SAUDI ARABIA: A fire killed 67 inmates at a prison in the Saudi capital of Riyadh yesterday.
The official Saudi Press Agency (SPA) quoted the head of prison affairs at the interior ministry as saying 20 inmates and three security guards were also injured in the blaze which broke out at around noon (0900 GMT).
It did not say if the fire was caused by sabotage.
It was not immediately known if the prison housed any of the more than 200 Islamic militants arrested in recent months in a nationwide hunt for supporters of Saudi-born Osama bin Laden's al-Qaeda network.
"It is too early to tell whether the fire is an act of sabotage, but an investigation is going on," a Saudi security source told Reuters in Dubai.
SPA said firemen and rescuers were trying to put out the blaze, and the Interior Minister, Prince Nayef bin Abdul-Aziz, had ordered a committee to be set up to investigate the cause of the fire.
Saudi Arabia intensified its campaign against militants after May bombings in Riyadh that killed 35 people, including nine Americans.
The manhunt has led to several bloody clashes with militants, and the seizure of large arm caches.
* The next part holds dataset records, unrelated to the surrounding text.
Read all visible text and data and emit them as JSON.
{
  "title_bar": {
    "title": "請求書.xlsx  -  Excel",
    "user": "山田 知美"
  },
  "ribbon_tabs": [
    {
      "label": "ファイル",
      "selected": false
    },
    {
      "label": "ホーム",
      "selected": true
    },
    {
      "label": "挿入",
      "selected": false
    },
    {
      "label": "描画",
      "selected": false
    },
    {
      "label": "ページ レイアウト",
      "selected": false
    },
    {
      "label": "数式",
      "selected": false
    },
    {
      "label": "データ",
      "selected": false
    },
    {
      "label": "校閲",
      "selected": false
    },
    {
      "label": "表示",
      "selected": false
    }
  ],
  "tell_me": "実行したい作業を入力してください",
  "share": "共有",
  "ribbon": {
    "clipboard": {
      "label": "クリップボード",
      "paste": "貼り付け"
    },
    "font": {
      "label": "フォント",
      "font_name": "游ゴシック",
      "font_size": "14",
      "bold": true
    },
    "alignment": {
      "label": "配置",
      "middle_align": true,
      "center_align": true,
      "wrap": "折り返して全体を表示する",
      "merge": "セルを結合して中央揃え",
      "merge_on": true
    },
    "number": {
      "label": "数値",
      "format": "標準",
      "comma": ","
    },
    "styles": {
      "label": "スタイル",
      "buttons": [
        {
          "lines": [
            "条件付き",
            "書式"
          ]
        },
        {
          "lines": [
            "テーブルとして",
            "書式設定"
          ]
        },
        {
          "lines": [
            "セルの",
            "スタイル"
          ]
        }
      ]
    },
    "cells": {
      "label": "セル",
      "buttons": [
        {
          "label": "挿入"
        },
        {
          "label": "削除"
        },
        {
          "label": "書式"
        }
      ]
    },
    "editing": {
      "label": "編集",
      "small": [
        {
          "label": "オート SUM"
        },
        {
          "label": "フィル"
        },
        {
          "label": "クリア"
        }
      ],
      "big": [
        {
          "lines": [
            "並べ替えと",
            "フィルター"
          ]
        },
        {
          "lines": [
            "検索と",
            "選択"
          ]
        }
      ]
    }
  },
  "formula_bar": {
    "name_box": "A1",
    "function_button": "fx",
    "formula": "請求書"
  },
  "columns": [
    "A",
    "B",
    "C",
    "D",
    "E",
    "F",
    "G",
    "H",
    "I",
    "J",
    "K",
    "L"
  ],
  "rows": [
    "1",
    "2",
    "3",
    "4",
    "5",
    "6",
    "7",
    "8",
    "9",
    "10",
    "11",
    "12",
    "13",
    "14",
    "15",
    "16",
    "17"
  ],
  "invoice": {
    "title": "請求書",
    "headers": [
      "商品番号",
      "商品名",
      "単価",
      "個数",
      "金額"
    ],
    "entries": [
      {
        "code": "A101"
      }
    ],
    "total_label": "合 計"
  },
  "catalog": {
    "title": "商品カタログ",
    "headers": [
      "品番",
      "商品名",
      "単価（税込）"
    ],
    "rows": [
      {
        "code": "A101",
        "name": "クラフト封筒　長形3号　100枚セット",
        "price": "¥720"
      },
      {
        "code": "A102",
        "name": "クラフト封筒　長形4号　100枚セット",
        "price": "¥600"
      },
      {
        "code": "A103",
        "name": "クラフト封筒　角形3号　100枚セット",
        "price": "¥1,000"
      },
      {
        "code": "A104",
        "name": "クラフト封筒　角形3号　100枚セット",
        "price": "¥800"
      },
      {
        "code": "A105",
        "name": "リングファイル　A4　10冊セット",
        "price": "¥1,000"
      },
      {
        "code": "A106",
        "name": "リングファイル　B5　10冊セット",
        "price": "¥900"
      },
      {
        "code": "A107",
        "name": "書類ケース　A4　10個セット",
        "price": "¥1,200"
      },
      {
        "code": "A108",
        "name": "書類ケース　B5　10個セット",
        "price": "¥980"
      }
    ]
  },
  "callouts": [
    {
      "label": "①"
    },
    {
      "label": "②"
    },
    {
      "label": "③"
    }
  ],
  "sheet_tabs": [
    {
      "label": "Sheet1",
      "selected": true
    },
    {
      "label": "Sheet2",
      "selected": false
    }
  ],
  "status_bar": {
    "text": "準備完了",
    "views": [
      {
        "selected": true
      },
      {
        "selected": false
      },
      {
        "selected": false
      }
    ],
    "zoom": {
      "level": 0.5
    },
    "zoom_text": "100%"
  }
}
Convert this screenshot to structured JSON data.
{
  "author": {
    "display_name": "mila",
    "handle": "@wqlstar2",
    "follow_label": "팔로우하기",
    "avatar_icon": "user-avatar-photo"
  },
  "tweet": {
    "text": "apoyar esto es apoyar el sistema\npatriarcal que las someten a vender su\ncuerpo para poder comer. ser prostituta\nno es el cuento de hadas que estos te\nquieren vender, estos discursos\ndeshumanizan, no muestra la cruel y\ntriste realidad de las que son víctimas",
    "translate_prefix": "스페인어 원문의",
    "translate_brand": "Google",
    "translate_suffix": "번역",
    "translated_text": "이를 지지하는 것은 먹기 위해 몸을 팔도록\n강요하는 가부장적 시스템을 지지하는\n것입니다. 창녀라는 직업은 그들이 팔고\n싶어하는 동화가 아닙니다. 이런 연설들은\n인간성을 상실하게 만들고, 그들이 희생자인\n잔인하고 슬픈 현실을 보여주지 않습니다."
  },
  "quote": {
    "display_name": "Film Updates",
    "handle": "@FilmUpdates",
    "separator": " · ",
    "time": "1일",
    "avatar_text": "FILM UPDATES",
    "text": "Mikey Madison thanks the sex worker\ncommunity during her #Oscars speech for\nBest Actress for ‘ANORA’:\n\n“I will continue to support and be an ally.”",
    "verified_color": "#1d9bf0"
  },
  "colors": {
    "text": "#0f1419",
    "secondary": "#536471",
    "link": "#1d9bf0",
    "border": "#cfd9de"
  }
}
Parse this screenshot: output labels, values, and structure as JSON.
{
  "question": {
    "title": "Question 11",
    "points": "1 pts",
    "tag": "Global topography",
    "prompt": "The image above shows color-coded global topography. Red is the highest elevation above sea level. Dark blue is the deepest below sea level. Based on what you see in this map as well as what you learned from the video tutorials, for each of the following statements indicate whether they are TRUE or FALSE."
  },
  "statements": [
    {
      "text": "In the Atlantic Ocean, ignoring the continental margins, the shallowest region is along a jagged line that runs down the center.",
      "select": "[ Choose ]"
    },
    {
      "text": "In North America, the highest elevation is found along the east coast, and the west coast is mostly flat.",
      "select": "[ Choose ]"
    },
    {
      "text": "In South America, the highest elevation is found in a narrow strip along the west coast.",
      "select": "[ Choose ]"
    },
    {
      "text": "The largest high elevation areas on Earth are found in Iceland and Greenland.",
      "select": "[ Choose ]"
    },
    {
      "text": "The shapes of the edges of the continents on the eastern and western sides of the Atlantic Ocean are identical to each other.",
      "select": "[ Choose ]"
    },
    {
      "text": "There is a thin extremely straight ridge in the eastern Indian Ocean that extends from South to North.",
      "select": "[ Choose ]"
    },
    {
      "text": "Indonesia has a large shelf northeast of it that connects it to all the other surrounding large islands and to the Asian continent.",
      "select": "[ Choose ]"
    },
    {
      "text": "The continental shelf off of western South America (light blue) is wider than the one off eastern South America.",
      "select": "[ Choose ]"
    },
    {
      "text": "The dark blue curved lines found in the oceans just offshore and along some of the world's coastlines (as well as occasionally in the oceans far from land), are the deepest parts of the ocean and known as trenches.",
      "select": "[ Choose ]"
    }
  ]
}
The United States has stepped up its pressure on its key regional ally to crack down on militants and reform its powerful religious establishment, which the West says breeds hatred towards Christians and Jews.
In March last year, 15 schoolgirls died and at least 50 were injured in a stampede after fire broke out at their secondary school in the Muslim holy city of Mecca.
The disaster caused uproar in the kingdom, students' relatives blaming the education ministry for inadequate safety procedures and overcrowding.
Saudi newspapers said that all the casualties occurred in the rush to get out of the three-storey building, some girls throwing themselves out of windows while others were trampled to death on the stairs.